The philosopher Daniel Dennett sure resembles Charles Darwin.
The Atlantic magazine's website has a brief piece by Daniel Dennett on the relation between Alan Turing's notion of a computer and Darwin's theory of natural selection. The basic connection is that Darwin defined a mindless process that produces complex life forms, and Turing defined a mindless process whereby machines can solve any problem that has a computable solution.
Dennett is probably the most important philosopher arguing that the mind-body distinction is false and that mind can indeed be fully explained in terms of material mechanisms. It is an interesting issue for this blog because of the relation between mind and language. Can a mindless machine compute any and all sentences in a language?
We know as a matter of fact that the other animals of the earth cannot generate sentences, so, following Dennett, humans must have evolved new computational abilities to support language. Did we do that?
In my account of speech origins I propose that while our ape brains were adequate to get us speaking words and phrases, they were not enough to get us speaking true sentences or speaking about subjective processes. A true sentence consists of two focal points of attention united by a verb. An example is John Wilkes Booth shot Abraham Lincoln. To understand this sentence you have to focus on both Booth and Lincoln at the same time, normally an impossibility, but the two men are held together by the verb shot. We can imagine the scene with Booth. Lincoln, and the gun together and we pay attention to all at once because we understand it as a unitary event. Apes in their use of sign language have shown no hint of being able to create true sentences like this.
In my account, speech was originally used to direct attention to the concrete world, but eventually we developed the ability to speak about subjective things too. For example, Jack wrestled with Jill's idea. This is a true sentence with two focal points—Jack and Jill's idea. But the unifying verb—wrestled—is a metaphor. Some other verb might be possible—e.g., struggled, grappled… but they are all metaphors. No concrete verb gets at whatever it is Jack is doing. We can use computer verbs like tried to process but that's a metaphor too. I believe the ability to use metaphorical verbs—and perhaps metaphors in general—had to evolve to produce modern language.
The implication of Dennett's essay is that we must have evolved some Turing machines which could compute true sentences and metaphors. Yet, I confess that I doubt that such was the case.
Most people assume that to speak you have to understand what you are saying, but Dennett's point is that understanding is not necessary if you have a sufficiently well programmed computer. Take, for example, machines that play chess. I am old enough to have seen that whole story develop. In the 1950s the mastery of chess was often cited as a task for humans alone.

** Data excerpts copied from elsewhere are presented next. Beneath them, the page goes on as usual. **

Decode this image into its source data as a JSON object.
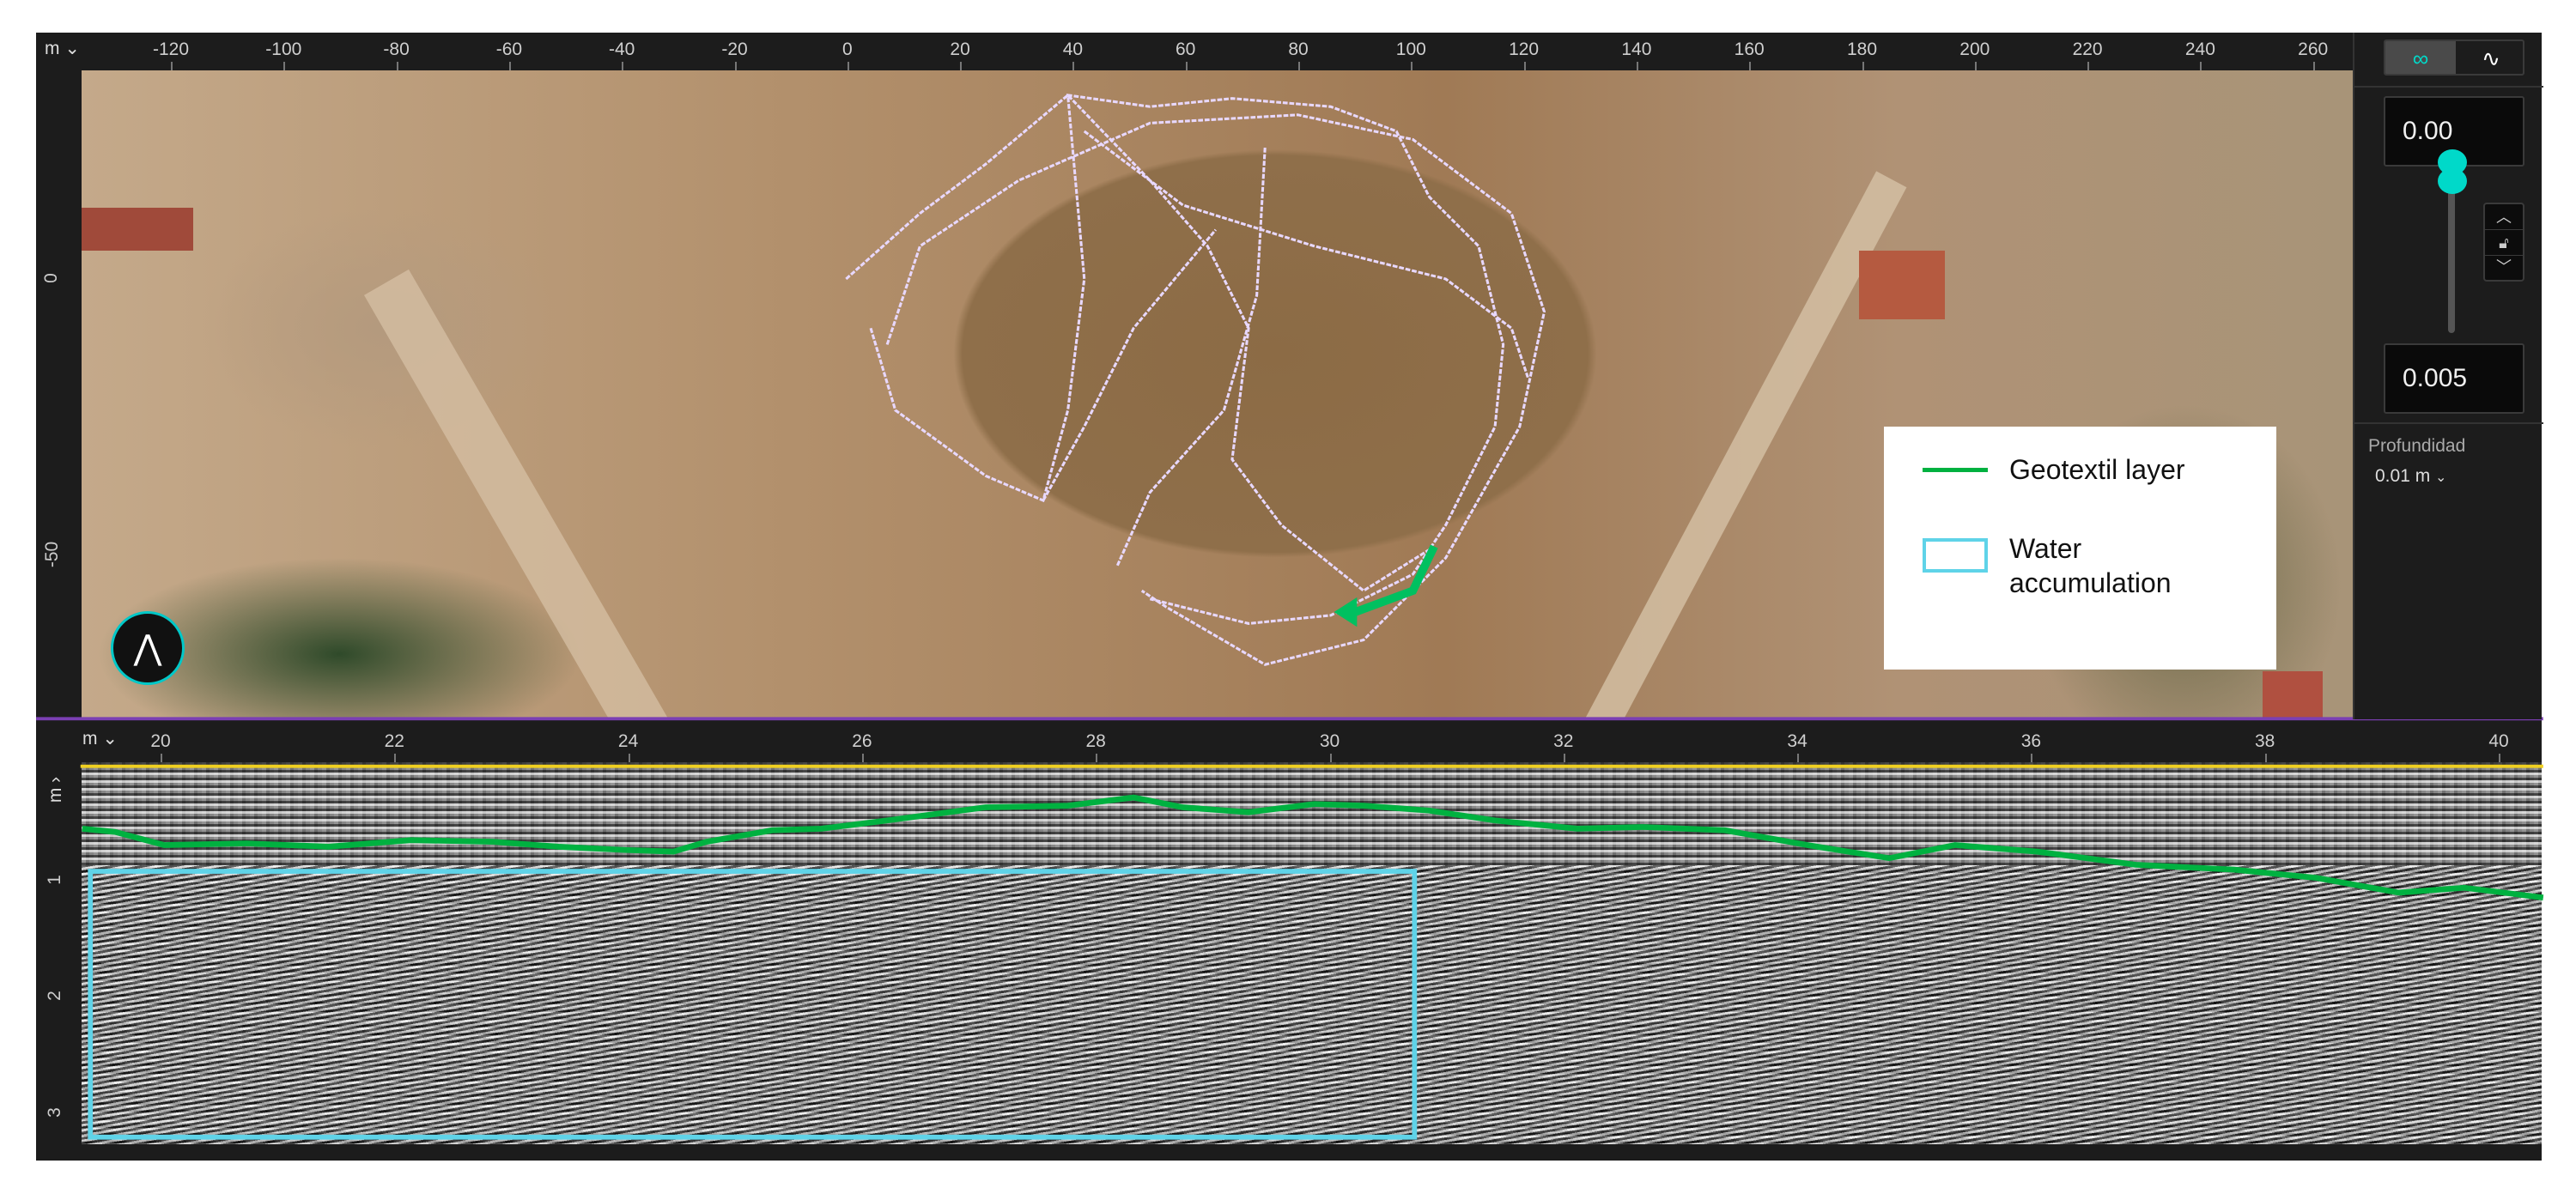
{
  "map_view": {
    "unit_selector": "m",
    "x_ticks": [
      "-120",
      "-100",
      "-80",
      "-60",
      "-40",
      "-20",
      "0",
      "20",
      "40",
      "60",
      "80",
      "100",
      "120",
      "140",
      "160",
      "180",
      "200",
      "220",
      "240",
      "260"
    ],
    "y_ticks": [
      "0",
      "-50"
    ]
  },
  "side_panel": {
    "max_value": "0.00",
    "min_value": "0.005",
    "depth_label": "Profundidad",
    "depth_value": "0.01 m",
    "accent_color": "#00d9c9"
  },
  "legend": {
    "items": [
      {
        "label": "Geotextil layer",
        "color": "#00b140"
      },
      {
        "label": "Water accumulation",
        "color": "#5fd3e8"
      }
    ]
  },
  "radargram": {
    "unit_selector_x": "m",
    "unit_selector_y": "m",
    "x_ticks": [
      "20",
      "22",
      "24",
      "26",
      "28",
      "30",
      "32",
      "34",
      "36",
      "38",
      "40"
    ],
    "depth_ticks": [
      "1",
      "2",
      "3"
    ]
  }
}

Efforts to program machines to play chess were so limited that "toy" versions of the game with a few squares and pieces were the best most programmers could manage.
Back in the 1960's there was a big argument over whether the best approach was to mimic human thought or to rely on the "brute force" of a computer's great speed and data storage. I seem to recall a story in Scientific American from those days that said mimicking human thought was the more promising approach.

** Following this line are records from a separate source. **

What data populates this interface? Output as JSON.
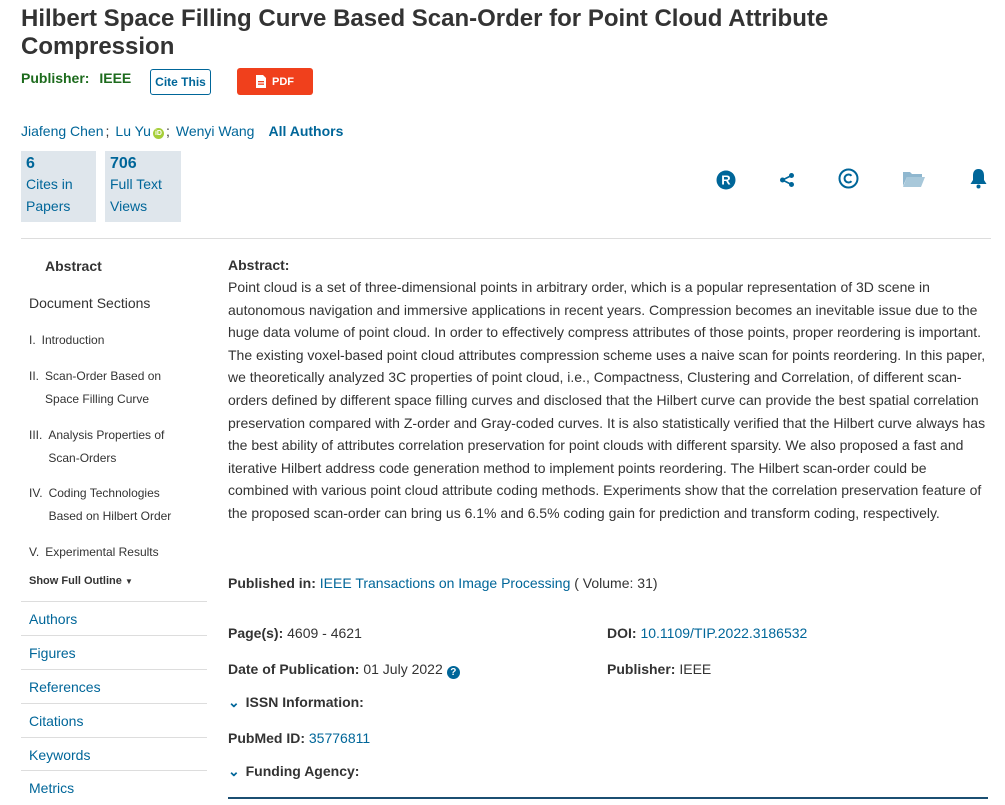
{
  "title": "Hilbert Space Filling Curve Based Scan-Order for Point Cloud Attribute Compression",
  "publisher_row": {
    "label": "Publisher:",
    "value": "IEEE"
  },
  "buttons": {
    "cite": "Cite This",
    "pdf": "PDF"
  },
  "authors": [
    "Jiafeng Chen",
    "Lu Yu",
    "Wenyi Wang"
  ],
  "author_sep": ";",
  "all_authors": "All Authors",
  "metrics": [
    {
      "num": "6",
      "label": "Cites in Papers"
    },
    {
      "num": "706",
      "label": "Full Text Views"
    }
  ],
  "toolbar_icons": [
    "rights-icon",
    "share-icon",
    "copyright-icon",
    "folder-icon",
    "bell-icon"
  ],
  "sidebar": {
    "abstract": "Abstract",
    "document_sections": "Document Sections",
    "sections": [
      {
        "num": "I.",
        "title": "Introduction"
      },
      {
        "num": "II.",
        "title": "Scan-Order Based on Space Filling Curve"
      },
      {
        "num": "III.",
        "title": "Analysis Properties of Scan-Orders"
      },
      {
        "num": "IV.",
        "title": "Coding Technologies Based on Hilbert Order"
      },
      {
        "num": "V.",
        "title": "Experimental Results"
      }
    ],
    "show_outline": "Show Full Outline",
    "links": [
      "Authors",
      "Figures",
      "References",
      "Citations",
      "Keywords",
      "Metrics"
    ]
  },
  "abstract": {
    "label": "Abstract:",
    "text": "Point cloud is a set of three-dimensional points in arbitrary order, which is a popular representation of 3D scene in autonomous navigation and immersive applications in recent years. Compression becomes an inevitable issue due to the huge data volume of point cloud. In order to effectively compress attributes of those points, proper reordering is important. The existing voxel-based point cloud attributes compression scheme uses a naive scan for points reordering. In this paper, we theoretically analyzed 3C properties of point cloud, i.e., Compactness, Clustering and Correlation, of different scan-orders defined by different space filling curves and disclosed that the Hilbert curve can provide the best spatial correlation preservation compared with Z-order and Gray-coded curves. It is also statistically verified that the Hilbert curve always has the best ability of attributes correlation preservation for point clouds with different sparsity. We also proposed a fast and iterative Hilbert address code generation method to implement points reordering. The Hilbert scan-order could be combined with various point cloud attribute coding methods. Experiments show that the correlation preservation feature of the proposed scan-order can bring us 6.1% and 6.5% coding gain for prediction and transform coding, respectively."
  },
  "meta": {
    "published_in_label": "Published in:",
    "published_in": "IEEE Transactions on Image Processing",
    "volume": "( Volume: 31)",
    "pages_label": "Page(s):",
    "pages": "4609 - 4621",
    "doi_label": "DOI:",
    "doi": "10.1109/TIP.2022.3186532",
    "date_label": "Date of Publication:",
    "date": "01 July 2022",
    "publisher_label": "Publisher:",
    "publisher": "IEEE",
    "issn": "ISSN Information:",
    "pubmed_label": "PubMed ID:",
    "pubmed": "35776811",
    "funding": "Funding Agency:"
  },
  "colors": {
    "link": "#006699",
    "pdf": "#f0401c",
    "publisher": "#1d6b1d",
    "metric_bg": "#dfe6ec"
  }
}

By the early 1980s chess playing machines were available and they used brute force. I bought one. It quickly became apparent that the only way a player of my feeble skills could beat the machine was to have a clear strategy in mind. A strategy was some long-range, general goal whose details I could not specify but which I could imagine sharply enough to guide my judgment about positions. With a strategy I could choose moves and eventually see my way to victory.
The other way to play chess is to use tactics, basically finding a set of specific moves that result in a stronger position. Chess machines use tactics. They follow moves and give the resulting outcome a score. They pick the move that leads to the highest score. I can only see a couple of moves ahead and if I relied on tactics alone, I would fail. The machine could evaluate more moves than I could, but with a strategy, if I stayed alert, I could win. I would make a move to support my plan and the computer would respond with an irrelevant move. Eventually, my strategy would overwhelm the machine. But by the early 1990s the story was different.

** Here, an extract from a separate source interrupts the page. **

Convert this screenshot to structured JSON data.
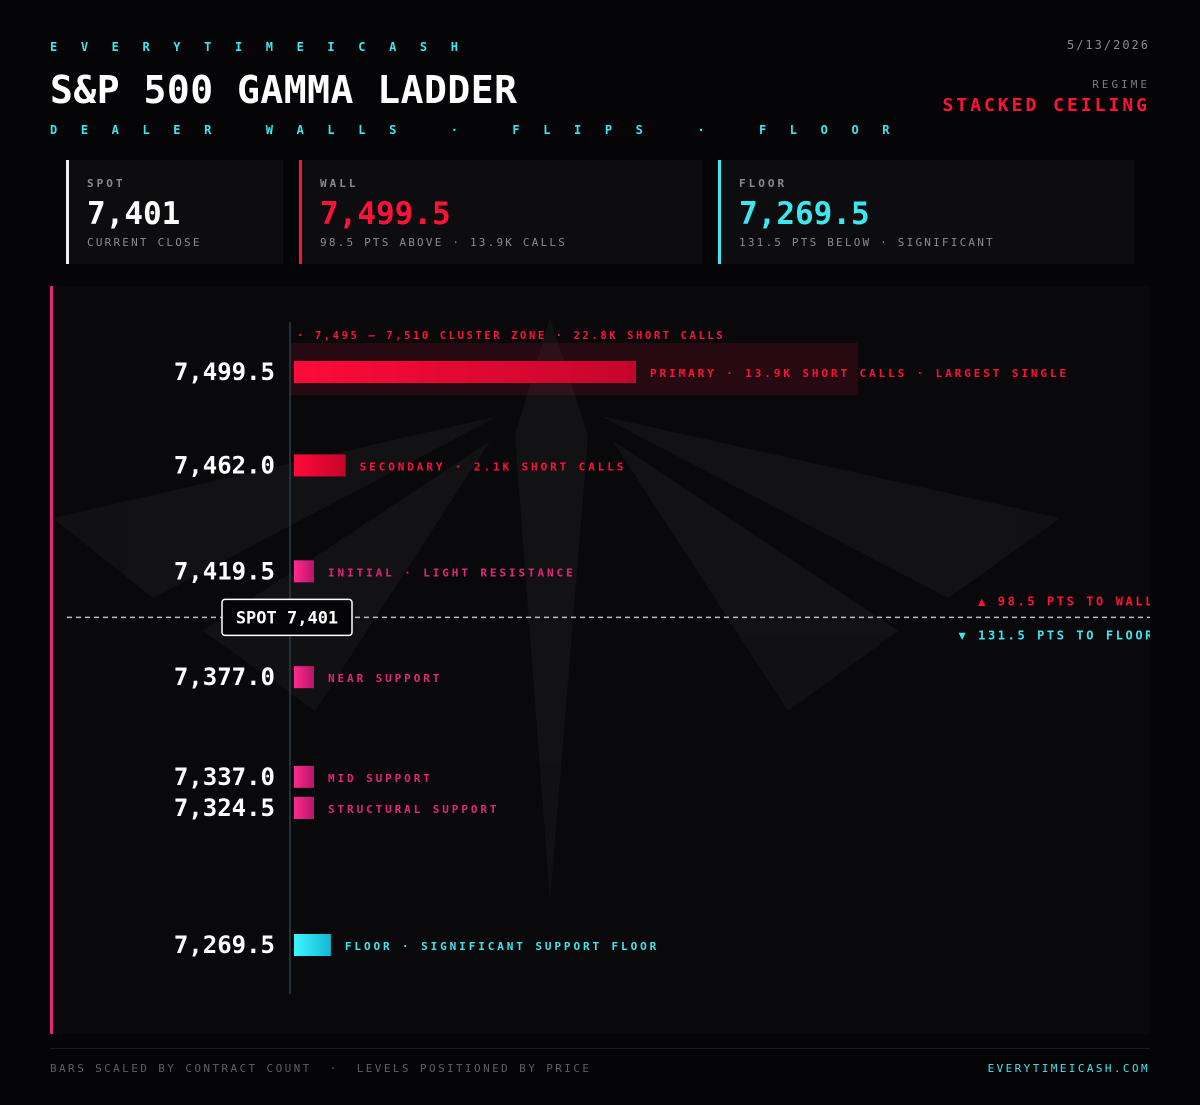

The best chess applications by that time were able to look deeply enough to give even some grandmasters a rough go. For me it was hopeless. The better players would hang on until they reached the end game. Chess end games—when each side is reduced to a couple of pieces—are especially strategic. Typically, players try to reach a situation, then aim for another situation, and then perhaps another. Machines still had a hard time with that kind of purposeful behavior.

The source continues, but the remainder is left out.